Announcing the season, Natalia Kaliada – the co-founder of the free theatre – said the idea of the underground, secret performances was to encourage audiences to reflect on how the company is forced to operate in its restrictive home country, where it is illegal.

“That parallel life is never reflected,” she said. “The audience in London is very protected: you buy a ticket, go to the show and it’s not possible to have a very close, intimate relationship with the audience.”

In Belarus, audiences get a text message 24 hours before the show, giving them a meeting point. They are escorted to the location, which might be a basement, a warehouse, a car park or even a forest in and around Minsk. Afterwards there is a debate and an exchange of ideas.

Viewers are told to bring their passports as it might make their detention shorter if they are caught in a KGB raid. “The audience in Belarus is the bravest in the world,” said Kaliada.

There won’t be any raids or threats during the London season, but audiences will get to the secret venue in similar fashion and discuss the issues afterwards.

The shows will explore 10 taboos. They include a staging of Sarah Kane’s final play, 4:48 Psychosis, which was BFT’s first play in Minsk in 2005 and was quickly followed by condemnation from the Lukashenko regime, which denied that suicide, mental instability or sexual violence could exist in Belarus.

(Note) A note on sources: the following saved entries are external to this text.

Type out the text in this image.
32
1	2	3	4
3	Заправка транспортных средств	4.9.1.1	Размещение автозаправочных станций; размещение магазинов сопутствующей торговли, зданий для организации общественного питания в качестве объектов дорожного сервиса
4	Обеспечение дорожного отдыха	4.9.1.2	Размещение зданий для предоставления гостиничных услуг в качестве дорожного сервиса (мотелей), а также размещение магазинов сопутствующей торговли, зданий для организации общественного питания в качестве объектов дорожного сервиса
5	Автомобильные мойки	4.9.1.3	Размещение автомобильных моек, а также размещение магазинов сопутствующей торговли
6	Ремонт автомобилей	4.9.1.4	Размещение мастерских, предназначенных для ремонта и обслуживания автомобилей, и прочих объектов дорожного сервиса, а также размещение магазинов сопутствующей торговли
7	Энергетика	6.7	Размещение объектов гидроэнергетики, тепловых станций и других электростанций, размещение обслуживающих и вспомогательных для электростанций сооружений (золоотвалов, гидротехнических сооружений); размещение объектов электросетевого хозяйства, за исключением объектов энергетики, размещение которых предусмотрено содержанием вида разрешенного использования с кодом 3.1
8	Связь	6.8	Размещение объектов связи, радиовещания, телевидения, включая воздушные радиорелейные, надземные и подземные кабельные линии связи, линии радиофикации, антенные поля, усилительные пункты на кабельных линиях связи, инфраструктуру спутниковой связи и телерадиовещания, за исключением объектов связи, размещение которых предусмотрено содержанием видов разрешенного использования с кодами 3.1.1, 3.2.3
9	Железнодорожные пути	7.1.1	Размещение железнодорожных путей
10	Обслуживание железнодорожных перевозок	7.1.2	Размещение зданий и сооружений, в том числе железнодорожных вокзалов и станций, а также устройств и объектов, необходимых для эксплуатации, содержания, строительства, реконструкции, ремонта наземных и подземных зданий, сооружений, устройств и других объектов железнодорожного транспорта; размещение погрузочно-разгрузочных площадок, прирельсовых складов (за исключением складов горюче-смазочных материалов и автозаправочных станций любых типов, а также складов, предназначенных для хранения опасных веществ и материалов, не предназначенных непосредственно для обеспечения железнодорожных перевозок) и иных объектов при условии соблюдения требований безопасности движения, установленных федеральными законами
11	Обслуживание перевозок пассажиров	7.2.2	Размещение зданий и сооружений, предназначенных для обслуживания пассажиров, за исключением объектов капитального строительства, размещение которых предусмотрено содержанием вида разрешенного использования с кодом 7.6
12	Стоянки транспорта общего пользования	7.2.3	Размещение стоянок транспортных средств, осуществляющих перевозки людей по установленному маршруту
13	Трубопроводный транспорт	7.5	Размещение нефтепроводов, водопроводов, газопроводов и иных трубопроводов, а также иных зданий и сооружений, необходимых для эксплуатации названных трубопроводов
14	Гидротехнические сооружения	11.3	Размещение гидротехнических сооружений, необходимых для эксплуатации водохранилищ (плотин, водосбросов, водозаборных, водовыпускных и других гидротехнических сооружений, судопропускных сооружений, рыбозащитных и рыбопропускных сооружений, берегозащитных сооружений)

At the Young Vic, where the theatre group are associate artists, BFT will stage Time of Women, King Lear and Being Harold Pinter.

The flagship event will be a concert on 18 October at KoKo in north London, which will feature bands banned from Belarus, Russia and Ukraine. Friends of BFT, including Kim Cattrall and Juliet Stevenson, will give readings.

BFT are repeatedly recognised as one of the bravest theatre companies in the world, with ensemble members regularly risking their own safety for something taken for granted in the west. Its co-founders, who stay in regular contact with colleagues in Belarus, were granted political asylum in the UK in 2011.

Staging a Revolution will be presented across London from 2-14 November.